Gladys Pilz has done it again. She has donated a set of books about women pioneers. Called Covered Wagon Women: Diaries and Letters from the Western Trails, it is a set of 11 volumes detailing the life, and hardships, of the women who trekked across the Plains in the mid-1800s to make new homes in the West. The impact of women on the Westward movement is told. The Oregon Trail, the Santa Fe Trail, the Mormon Trail: these major trails, as well as the minor ones, are covered in the diaries and letters. This collection and previous collections are changing our view of the role women played in the settling of the West.

Another book that has been donated is America The Beautiful: The Stirring Story Behind Our Nation's Favorite Song, a beautifully illustrated narrative of how that song was written and how we have come to love it.
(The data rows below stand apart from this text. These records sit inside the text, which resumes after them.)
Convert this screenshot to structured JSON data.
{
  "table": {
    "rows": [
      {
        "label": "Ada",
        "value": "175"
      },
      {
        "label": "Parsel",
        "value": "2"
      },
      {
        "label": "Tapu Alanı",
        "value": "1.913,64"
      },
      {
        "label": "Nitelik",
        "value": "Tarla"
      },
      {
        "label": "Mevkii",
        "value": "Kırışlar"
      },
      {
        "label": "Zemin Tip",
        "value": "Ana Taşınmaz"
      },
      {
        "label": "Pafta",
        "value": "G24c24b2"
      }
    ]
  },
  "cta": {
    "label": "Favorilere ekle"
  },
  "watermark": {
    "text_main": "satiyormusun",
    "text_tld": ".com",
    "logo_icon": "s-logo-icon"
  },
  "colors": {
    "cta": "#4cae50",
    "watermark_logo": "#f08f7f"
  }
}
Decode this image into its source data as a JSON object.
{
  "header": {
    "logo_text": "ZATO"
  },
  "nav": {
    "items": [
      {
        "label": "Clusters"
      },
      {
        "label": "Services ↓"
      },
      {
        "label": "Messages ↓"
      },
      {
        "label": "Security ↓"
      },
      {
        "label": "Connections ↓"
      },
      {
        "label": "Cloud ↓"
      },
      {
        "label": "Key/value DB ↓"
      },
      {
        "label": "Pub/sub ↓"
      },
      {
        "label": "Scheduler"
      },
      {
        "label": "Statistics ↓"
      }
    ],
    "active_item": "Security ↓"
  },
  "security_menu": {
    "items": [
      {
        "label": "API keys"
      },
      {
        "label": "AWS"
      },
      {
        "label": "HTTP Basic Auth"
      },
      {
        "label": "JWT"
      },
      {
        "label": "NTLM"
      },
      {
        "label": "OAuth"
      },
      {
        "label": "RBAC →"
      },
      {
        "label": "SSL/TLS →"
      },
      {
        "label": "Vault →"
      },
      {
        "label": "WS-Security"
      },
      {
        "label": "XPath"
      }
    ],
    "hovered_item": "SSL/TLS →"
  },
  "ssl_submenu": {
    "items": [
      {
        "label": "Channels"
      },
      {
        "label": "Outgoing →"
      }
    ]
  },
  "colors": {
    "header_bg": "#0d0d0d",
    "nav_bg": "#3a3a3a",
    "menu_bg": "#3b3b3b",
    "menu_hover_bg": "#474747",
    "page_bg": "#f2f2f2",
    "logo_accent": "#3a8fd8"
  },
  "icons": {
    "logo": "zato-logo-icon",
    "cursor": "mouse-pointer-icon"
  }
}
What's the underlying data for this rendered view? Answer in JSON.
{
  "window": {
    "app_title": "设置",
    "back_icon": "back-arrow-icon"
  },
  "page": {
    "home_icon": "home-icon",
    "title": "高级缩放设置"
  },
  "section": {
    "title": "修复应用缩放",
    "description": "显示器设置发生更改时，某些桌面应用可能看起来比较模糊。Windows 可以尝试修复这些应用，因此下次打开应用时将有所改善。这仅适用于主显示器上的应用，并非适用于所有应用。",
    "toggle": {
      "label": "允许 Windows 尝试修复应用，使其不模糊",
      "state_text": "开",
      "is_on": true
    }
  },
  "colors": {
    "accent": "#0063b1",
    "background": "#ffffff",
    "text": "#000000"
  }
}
Many thanks to Sue Knepley for donating this and the excellent 300 Years of American Painting.

Some books about local history, including Ghosts of Clear Creek County and Guide to Ghost Towns and Mining Camps, were donated by Linda Wyman. She also gave several books on twentieth century fashions, including Elegance, Esquire Fashion Guide for All Occasions and After A Fashion. And if you think that working in the kitchen is not a fashion statement, check out Aprons.

Thanks to these members and volunteers who keep the JCHS Library in mind when clearing out their own libraries or when they come across something special that will add to the store of knowledge of our history.

JCHS has also purchased a set of items about the Coors Company. There is a 1939 Catalog of the Coors Porcelain Company, which predates the production of their dinnerware. The catalog is devoted to laboratory equipment, which Coors started producing in 1915 when the U.S. could no longer import German porcelain due to the war. There is also a cookbook, The Taste of the West, from Coors, published in 1981 with a variety of Western recipes and anecdotes of Western history. Not ALL of the recipes contain beer! A 1958 brochure details the method of brewing beer, and a magazine, "The Breweriana Collector," July 1991 issue, contains an article with the story of how Jacob Schueler and Adolph Coors started the brewery in Golden. Of interest are the advertisements from the early days, including some for the malted milk that Coors produced during Prohibition.

The JCHS Library gratefully accepts donations of books that meet the criteria of the Library: local history, Western and Colorado history, Antiques and Crafts, and information about exhibits in the Museum. For more information, talk to the Museum Staff or call Josie Hoover 303.674.7359.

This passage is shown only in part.